I'm trying to generate a frequency DataFrame in Jupyter/Python of HH:MM:SS elements of a datetime column.
Asside from itterating through all HH:MM:SS combinations and counting them (I need to include 0 values), is there a function in Python that can do it for me?
.value_counts() creates what I need, however, 0 values are not included.

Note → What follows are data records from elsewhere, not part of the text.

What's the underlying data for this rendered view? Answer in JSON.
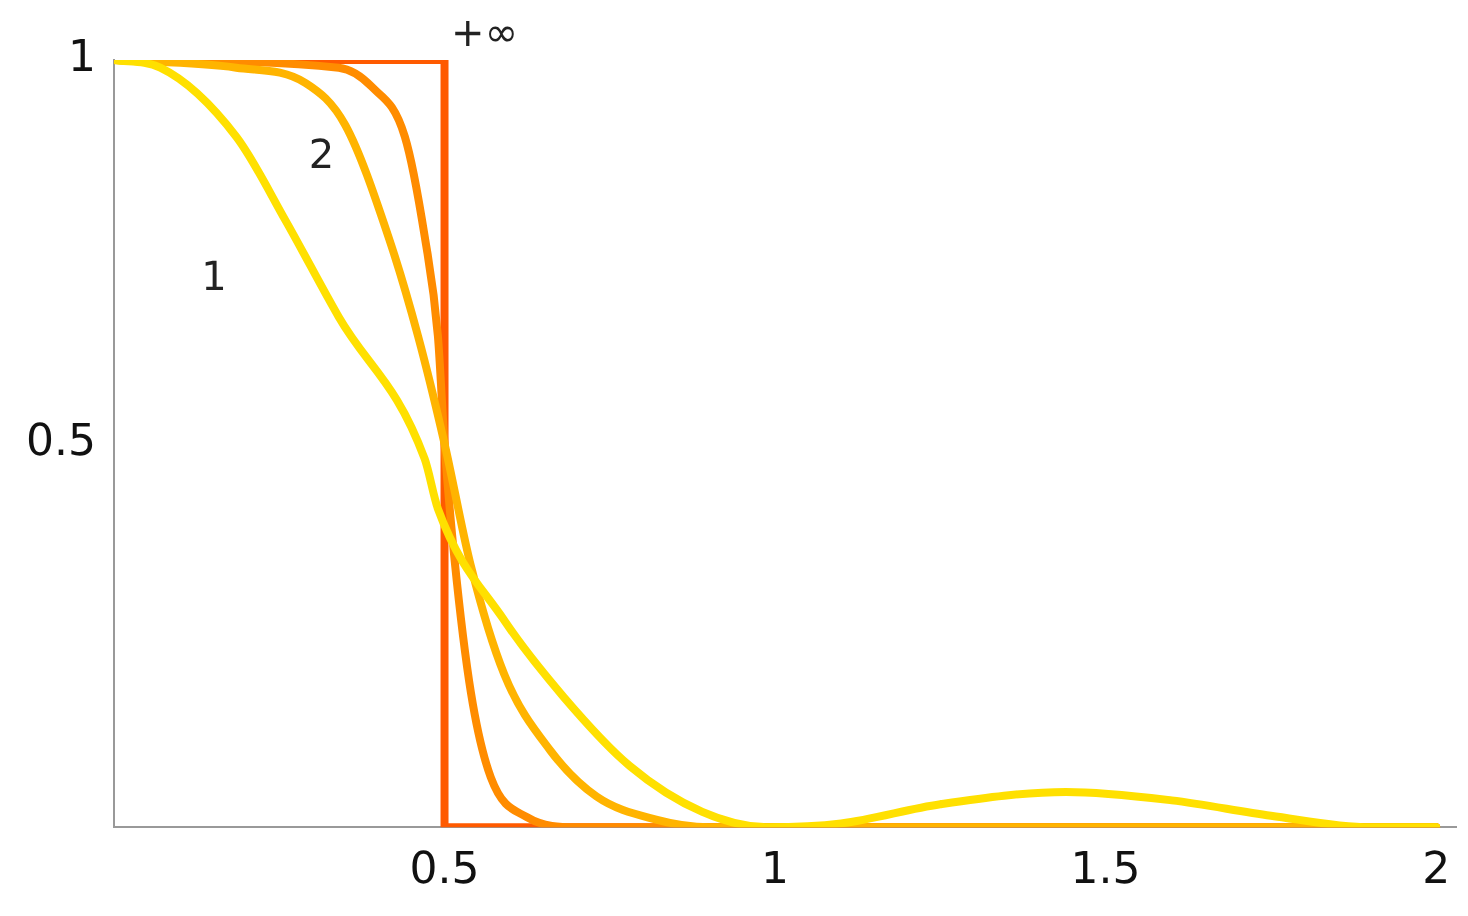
{
  "chart_data": {
    "type": "line",
    "xlim": [
      0,
      2.03
    ],
    "ylim": [
      0,
      1
    ],
    "xticks": [
      0.5,
      1,
      1.5,
      2
    ],
    "yticks": [
      0.5,
      1
    ],
    "grid": false,
    "legend": false,
    "marker": "none",
    "series": [
      {
        "name": "1",
        "color": "#ffe000",
        "x": [
          0,
          0.07,
          0.185,
          0.26,
          0.34,
          0.47,
          0.49,
          0.59,
          0.68,
          0.78,
          0.89,
          0.99,
          1.1,
          1.25,
          1.44,
          1.6,
          1.75,
          1.9,
          2
        ],
        "values": [
          1,
          0.99,
          0.9,
          0.79,
          0.665,
          0.48,
          0.415,
          0.27,
          0.17,
          0.08,
          0.02,
          0,
          0.005,
          0.03,
          0.046,
          0.035,
          0.015,
          0,
          0
        ]
      },
      {
        "name": "2",
        "color": "#ffb400",
        "x": [
          0,
          0.185,
          0.29,
          0.35,
          0.415,
          0.46,
          0.5,
          0.54,
          0.59,
          0.66,
          0.73,
          0.82,
          0.9,
          2
        ],
        "values": [
          1,
          0.99,
          0.97,
          0.915,
          0.77,
          0.64,
          0.5,
          0.34,
          0.2,
          0.1,
          0.04,
          0.01,
          0,
          0
        ]
      },
      {
        "color": "#ff8c00",
        "x": [
          0,
          0.34,
          0.39,
          0.44,
          0.47,
          0.49,
          0.5,
          0.515,
          0.54,
          0.57,
          0.625,
          0.7,
          2
        ],
        "values": [
          1,
          0.99,
          0.965,
          0.9,
          0.77,
          0.64,
          0.5,
          0.35,
          0.175,
          0.065,
          0.013,
          0,
          0
        ]
      },
      {
        "name": "+∞",
        "color": "#ff5a00",
        "x": [
          0,
          0.5,
          0.5,
          2
        ],
        "values": [
          1,
          1,
          0,
          0
        ]
      }
    ]
  }
}
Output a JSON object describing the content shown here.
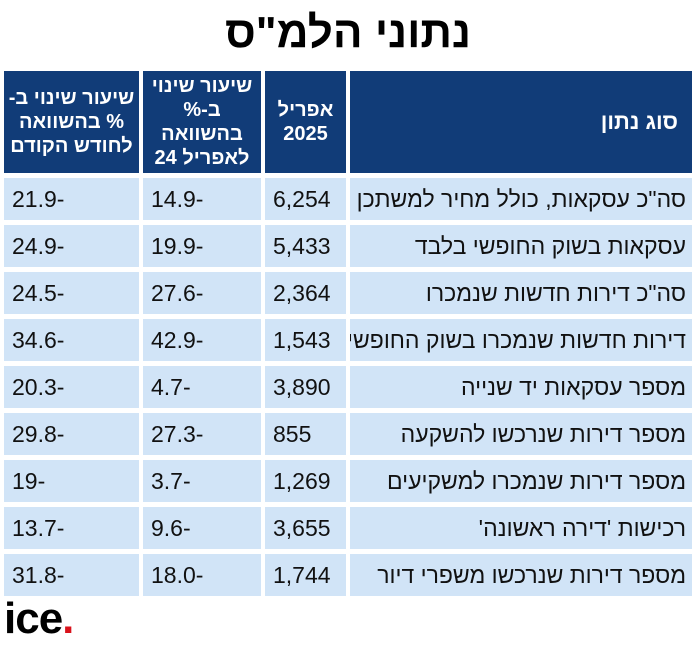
{
  "title": "נתוני הלמ\"ס",
  "headers": {
    "type": "סוג נתון",
    "april2025": "אפריל 2025",
    "yoy": "שיעור שינוי ב-% בהשוואה לאפריל 24",
    "mom": "שיעור שינוי ב-% בהשוואה לחודש הקודם"
  },
  "rows": [
    {
      "label": "סה\"כ עסקאות, כולל מחיר למשתכן",
      "april": "6,254",
      "yoy": "-14.9",
      "mom": "-21.9"
    },
    {
      "label": "עסקאות בשוק החופשי בלבד",
      "april": "5,433",
      "yoy": "-19.9",
      "mom": "-24.9"
    },
    {
      "label": "סה\"כ דירות חדשות שנמכרו",
      "april": "2,364",
      "yoy": "-27.6",
      "mom": "-24.5"
    },
    {
      "label": "דירות חדשות שנמכרו בשוק החופשי",
      "april": "1,543",
      "yoy": "-42.9",
      "mom": "-34.6"
    },
    {
      "label": "מספר עסקאות יד שנייה",
      "april": "3,890",
      "yoy": "-4.7",
      "mom": "-20.3"
    },
    {
      "label": "מספר דירות שנרכשו להשקעה",
      "april": "855",
      "yoy": "-27.3",
      "mom": "-29.8"
    },
    {
      "label": "מספר דירות שנמכרו למשקיעים",
      "april": "1,269",
      "yoy": "-3.7",
      "mom": "-19"
    },
    {
      "label": "רכישות 'דירה ראשונה'",
      "april": "3,655",
      "yoy": "-9.6",
      "mom": "-13.7"
    },
    {
      "label": "מספר דירות שנרכשו משפרי דיור",
      "april": "1,744",
      "yoy": "-18.0",
      "mom": "-31.8"
    }
  ],
  "logo": {
    "text": "ice",
    "dot": "."
  }
}
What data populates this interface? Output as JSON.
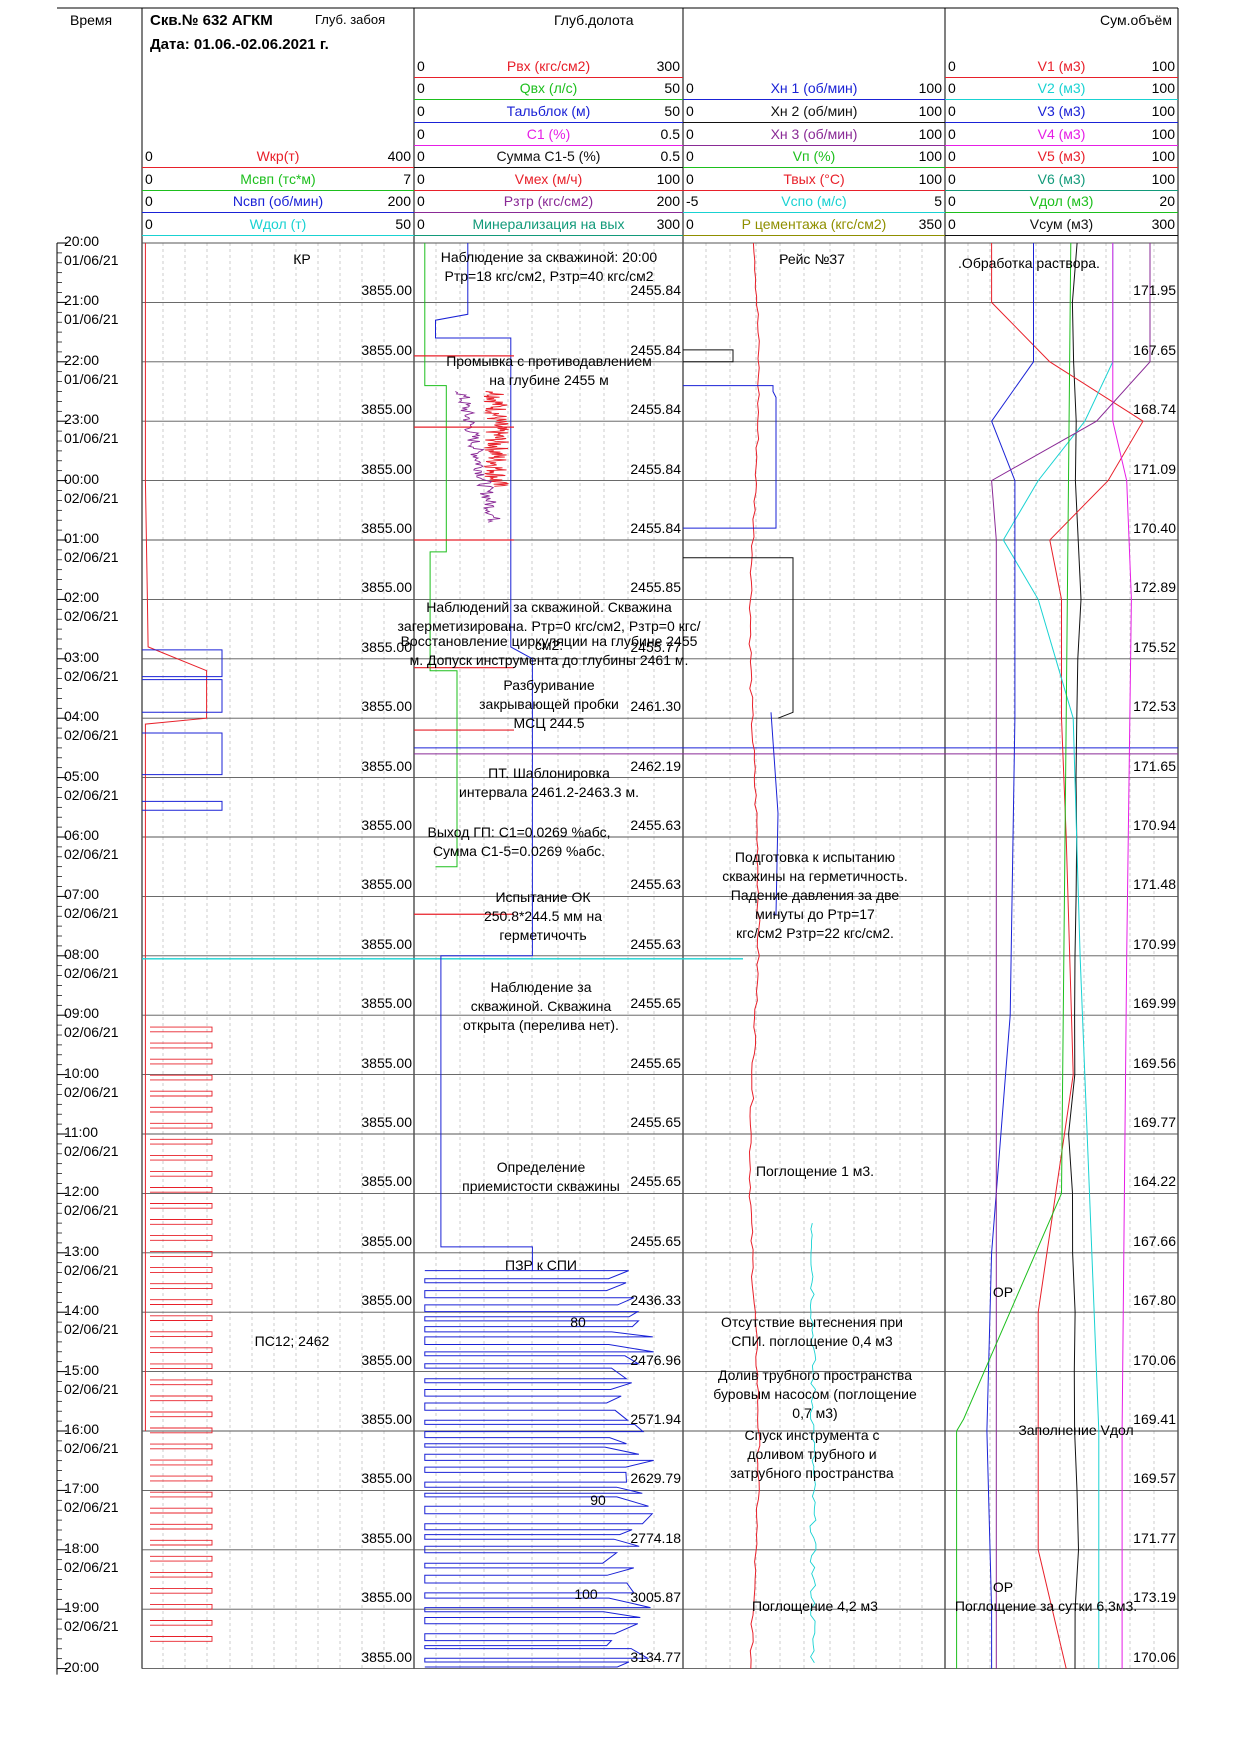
{
  "header": {
    "time_label": "Время",
    "well": "Скв.№ 632 АГКМ",
    "depth_label": "Глуб. забоя",
    "date": "Дата: 01.06.-02.06.2021 г.",
    "bit_depth_label": "Глуб.долота",
    "volume_label": "Сум.объём"
  },
  "colors": {
    "red": "#e8202a",
    "green": "#1dbf1d",
    "blue": "#1a22d6",
    "magenta": "#e61ee6",
    "purple": "#8a2a96",
    "cyan": "#19d2d2",
    "olive": "#8f8f00",
    "black": "#111111",
    "grid": "#9a9a9a"
  },
  "tracks": {
    "track1": [
      {
        "name": "Wкр(т)",
        "min": "0",
        "max": "400",
        "color": "#e8202a"
      },
      {
        "name": "Мсвп (тс*м)",
        "min": "0",
        "max": "7",
        "color": "#1dbf1d"
      },
      {
        "name": "Nсвп (об/мин)",
        "min": "0",
        "max": "200",
        "color": "#1a22d6"
      },
      {
        "name": "Wдол (т)",
        "min": "0",
        "max": "50",
        "color": "#19d2d2"
      }
    ],
    "track2": [
      {
        "name": "Рвх (кгс/см2)",
        "min": "0",
        "max": "300",
        "color": "#e8202a"
      },
      {
        "name": "Qвх (л/с)",
        "min": "0",
        "max": "50",
        "color": "#1dbf1d"
      },
      {
        "name": "Тальблок (м)",
        "min": "0",
        "max": "50",
        "color": "#1a22d6"
      },
      {
        "name": "С1 (%)",
        "min": "0",
        "max": "0.5",
        "color": "#e61ee6"
      },
      {
        "name": "Сумма С1-5 (%)",
        "min": "0",
        "max": "0.5",
        "color": "#111111"
      },
      {
        "name": "Vмех (м/ч)",
        "min": "0",
        "max": "100",
        "color": "#e8202a"
      },
      {
        "name": "Рзтр (кгс/см2)",
        "min": "0",
        "max": "200",
        "color": "#8a2a96"
      },
      {
        "name": "Минерализация на вых",
        "min": "0",
        "max": "300",
        "color": "#129a7a"
      }
    ],
    "track3": [
      {
        "name": "Хн 1 (об/мин)",
        "min": "0",
        "max": "100",
        "color": "#1a22d6"
      },
      {
        "name": "Хн 2 (об/мин)",
        "min": "0",
        "max": "100",
        "color": "#111111"
      },
      {
        "name": "Хн 3 (об/мин)",
        "min": "0",
        "max": "100",
        "color": "#8a2a96"
      },
      {
        "name": "Vп (%)",
        "min": "0",
        "max": "100",
        "color": "#1dbf1d"
      },
      {
        "name": "Твых (°С)",
        "min": "0",
        "max": "100",
        "color": "#e8202a"
      },
      {
        "name": "Vспо (м/с)",
        "min": "-5",
        "max": "5",
        "color": "#19d2d2"
      },
      {
        "name": "Р цементажа (кгс/см2)",
        "min": "0",
        "max": "350",
        "color": "#8f8f00"
      }
    ],
    "track4": [
      {
        "name": "V1 (м3)",
        "min": "0",
        "max": "100",
        "color": "#e8202a"
      },
      {
        "name": "V2 (м3)",
        "min": "0",
        "max": "100",
        "color": "#19d2d2"
      },
      {
        "name": "V3 (м3)",
        "min": "0",
        "max": "100",
        "color": "#1a22d6"
      },
      {
        "name": "V4 (м3)",
        "min": "0",
        "max": "100",
        "color": "#e61ee6"
      },
      {
        "name": "V5 (м3)",
        "min": "0",
        "max": "100",
        "color": "#e8202a"
      },
      {
        "name": "V6 (м3)",
        "min": "0",
        "max": "100",
        "color": "#129a7a"
      },
      {
        "name": "Vдол (м3)",
        "min": "0",
        "max": "20",
        "color": "#1dbf1d"
      },
      {
        "name": "Vсум (м3)",
        "min": "0",
        "max": "300",
        "color": "#111111"
      }
    ]
  },
  "chart_data": {
    "type": "line",
    "time_ticks": [
      {
        "time": "20:00",
        "date": "01/06/21"
      },
      {
        "time": "21:00",
        "date": "01/06/21"
      },
      {
        "time": "22:00",
        "date": "01/06/21"
      },
      {
        "time": "23:00",
        "date": "01/06/21"
      },
      {
        "time": "00:00",
        "date": "02/06/21"
      },
      {
        "time": "01:00",
        "date": "02/06/21"
      },
      {
        "time": "02:00",
        "date": "02/06/21"
      },
      {
        "time": "03:00",
        "date": "02/06/21"
      },
      {
        "time": "04:00",
        "date": "02/06/21"
      },
      {
        "time": "05:00",
        "date": "02/06/21"
      },
      {
        "time": "06:00",
        "date": "02/06/21"
      },
      {
        "time": "07:00",
        "date": "02/06/21"
      },
      {
        "time": "08:00",
        "date": "02/06/21"
      },
      {
        "time": "09:00",
        "date": "02/06/21"
      },
      {
        "time": "10:00",
        "date": "02/06/21"
      },
      {
        "time": "11:00",
        "date": "02/06/21"
      },
      {
        "time": "12:00",
        "date": "02/06/21"
      },
      {
        "time": "13:00",
        "date": "02/06/21"
      },
      {
        "time": "14:00",
        "date": "02/06/21"
      },
      {
        "time": "15:00",
        "date": "02/06/21"
      },
      {
        "time": "16:00",
        "date": "02/06/21"
      },
      {
        "time": "17:00",
        "date": "02/06/21"
      },
      {
        "time": "18:00",
        "date": "02/06/21"
      },
      {
        "time": "19:00",
        "date": "02/06/21"
      },
      {
        "time": "20:00",
        "date": ""
      }
    ],
    "hole_depth": [
      "3855.00",
      "3855.00",
      "3855.00",
      "3855.00",
      "3855.00",
      "3855.00",
      "3855.00",
      "3855.00",
      "3855.00",
      "3855.00",
      "3855.00",
      "3855.00",
      "3855.00",
      "3855.00",
      "3855.00",
      "3855.00",
      "3855.00",
      "3855.00",
      "3855.00",
      "3855.00",
      "3855.00",
      "3855.00",
      "3855.00",
      "3855.00"
    ],
    "bit_depth": [
      "2455.84",
      "2455.84",
      "2455.84",
      "2455.84",
      "2455.84",
      "2455.85",
      "2455.77",
      "2461.30",
      "2462.19",
      "2455.63",
      "2455.63",
      "2455.63",
      "2455.65",
      "2455.65",
      "2455.65",
      "2455.65",
      "2455.65",
      "2436.33",
      "2476.96",
      "2571.94",
      "2629.79",
      "2774.18",
      "3005.87",
      "3134.77"
    ],
    "total_volume": [
      "171.95",
      "167.65",
      "168.74",
      "171.09",
      "170.40",
      "172.89",
      "175.52",
      "172.53",
      "171.65",
      "170.94",
      "171.48",
      "170.99",
      "169.99",
      "169.56",
      "169.77",
      "164.22",
      "167.66",
      "167.80",
      "170.06",
      "169.41",
      "169.57",
      "171.77",
      "173.19",
      "170.06"
    ],
    "Wkr_t": [
      [
        0,
        5
      ],
      [
        2,
        5
      ],
      [
        4,
        5
      ],
      [
        6,
        8
      ],
      [
        6.8,
        9
      ],
      [
        7.2,
        95
      ],
      [
        8,
        95
      ],
      [
        8.1,
        5
      ],
      [
        13,
        5
      ],
      [
        13.2,
        5
      ],
      [
        20,
        5
      ]
    ],
    "Vsum_m3": [
      [
        0,
        171.9
      ],
      [
        1,
        167.6
      ],
      [
        2,
        168.7
      ],
      [
        3,
        171.1
      ],
      [
        4,
        170.4
      ],
      [
        5,
        172.9
      ],
      [
        6,
        175.5
      ],
      [
        7,
        172.5
      ],
      [
        8,
        171.6
      ],
      [
        9,
        170.9
      ],
      [
        10,
        171.5
      ],
      [
        11,
        171.0
      ],
      [
        12,
        170.0
      ],
      [
        13,
        169.6
      ],
      [
        14,
        169.8
      ],
      [
        15,
        164.2
      ],
      [
        16,
        167.7
      ],
      [
        17,
        167.8
      ],
      [
        18,
        170.1
      ],
      [
        19,
        169.4
      ],
      [
        20,
        169.6
      ],
      [
        21,
        171.8
      ],
      [
        22,
        173.2
      ],
      [
        23,
        170.1
      ],
      [
        24,
        170.0
      ]
    ],
    "bit_depth_series": [
      [
        0,
        2455.84
      ],
      [
        6,
        2455.77
      ],
      [
        7,
        2461.3
      ],
      [
        8,
        2462.19
      ],
      [
        9,
        2455.63
      ],
      [
        16,
        2455.65
      ],
      [
        17,
        2436.33
      ],
      [
        18,
        2476.96
      ],
      [
        19,
        2571.94
      ],
      [
        20,
        2629.79
      ],
      [
        21,
        2774.18
      ],
      [
        22,
        3005.87
      ],
      [
        23,
        3134.77
      ]
    ]
  },
  "annotations": {
    "kr": "КР",
    "ps12": "ПС12; 2462",
    "t2": [
      "Наблюдение за скважиной: 20:00\nРтр=18 кгс/см2, Рзтр=40 кгс/см2",
      "Промывка с противодавлением\nна глубине 2455 м",
      "Наблюдений за скважиной. Скважина\nзагерметизирована. Ртр=0 кгс/см2, Рзтр=0 кгс/см2.",
      "Восстановление циркуляции на глубине 2455\nм. Допуск инструмента до глубины 2461 м.",
      "Разбуривание\nзакрывающей пробки\nМСЦ 244.5",
      "ПТ. Шаблонировка\nинтервала 2461.2-2463.3 м.",
      "Выход ГП: С1=0.0269 %абс,\nСумма С1-5=0.0269 %абс.",
      "Испытание ОК\n250.8*244.5 мм на\nгерметичочть",
      "Наблюдение за\nскважиной. Скважина\nоткрыта (перелива нет).",
      "Определение\nприемистости скважины",
      "ПЗР к СПИ"
    ],
    "t2_nums": [
      "80",
      "90",
      "100"
    ],
    "t3": [
      "Рейс №37",
      "Подготовка к испытанию\nскважины на герметичность.\nПадение давления за две\nминуты до Ртр=17\nкгс/см2 Рзтр=22 кгс/см2.",
      "Поглощение 1 м3.",
      "Отсутствие вытеснения при\nСПИ. поглощение 0,4 м3",
      "Долив трубного пространства\nбуровым насосом (поглощение\n0,7 м3)",
      "Спуск инструмента с\nдоливом трубного и\nзатрубного пространства",
      "Поглощение 4,2 м3"
    ],
    "t4": [
      ".Обработка раствора.",
      "ОР",
      "Заполнение Vдол",
      "ОР",
      "Поглощение за сутки 6,3м3."
    ]
  }
}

Many thanks, in advance, for your assistance :)
EDIT:
Example Data:
TransactionID | DateTime | Date | Time |
---|---|---|---|
012sad9j20j | 01/01/22 04:23:32 | 01/01/22 | 04:23:32 |
938hfd82dj2 | 07/04/22 23:12:59 | 07/04/22 | 23:12:59 |
s9j20jd902j | 18/05/22 13:44:19 | 18/05/22 | 13:44:19 |
Expected to generate a dataframe containing:
Time | Count |
---|---|
04:23:31 | 0 |
04:23:32 | 1 |
04:23:33 | 0 |
CodePudding user response:
Here's a solution:
from pandas import DataFrame
from datetime import datetime, time
df = DataFrame([
{'TransactionID': 'xyz1', 'DateTime': datetime(year=2022, month=6, day=16, hour=13, minute=1, second=2)},
{'TransactionID': 'xyz1', 'DateTime': datetime(year=2022, month=6, day=16, hour=13, minute=3, second=4)},
{'TransactionID': 'xyz1', 'DateTime': datetime(year=2022, month=6, day=17, hour=13, minute=5, second=6)},
{'TransactionID': 'xyz1', 'DateTime': datetime(year=2022, month=6, day=18, hour=13, minute=1, second=2)},
{'TransactionID': 'xyz1', 'DateTime': datetime(year=2022, month=6, day=19, hour=13, minute=3, second=4)}
])
times = DataFrame(df['DateTime'].dt.time).groupby(['DateTime'])['DateTime'].count()
time_counts = DataFrame((
(t := time(h, m, s), int(times[t]) if t in times else 0)
for h in range(24) for m in range(60) for s in range(60)
), columns=['Time', 'Counts'])
print(time_counts)
print(time_counts[time_counts['Time'] == time(13, 1, 2)])
This basically creates an additional DataFrame times
based on the original data (assuming you don't even have a Time
and Date
column, but if you do, you can of course use those) - times
takes all the times from df
and then groups and counts them.
However, that is missing the times which don't occur in df
, so time_counts
is constructed by generated all possible times and either selecting the count from times
or 0 if it doesn't exist in times
.
Result:
Time Counts
0 00:00:00 0
1 00:00:01 0
2 00:00:02 0
3 00:00:03 0
4 00:00:04 0
... ... ...
86395 23:59:55 0
86396 23:59:56 0
86397 23:59:57 0
86398 23:59:58 0
86399 23:59:59 0
[86400 rows x 2 columns]
Time Counts
46862 13:01:02 2
User @riley's suggestion seems to point at a nicer solution, something like:
# create df as before, then:
df['Time'] = df['DateTime'].dt.time.astype('category')
result = df.value_counts('Time')
But that seems to have the same problem as you originally stated, even though the dtype
of the 'Time'
column is category
. Perhaps someone has additional suggestions to make that work.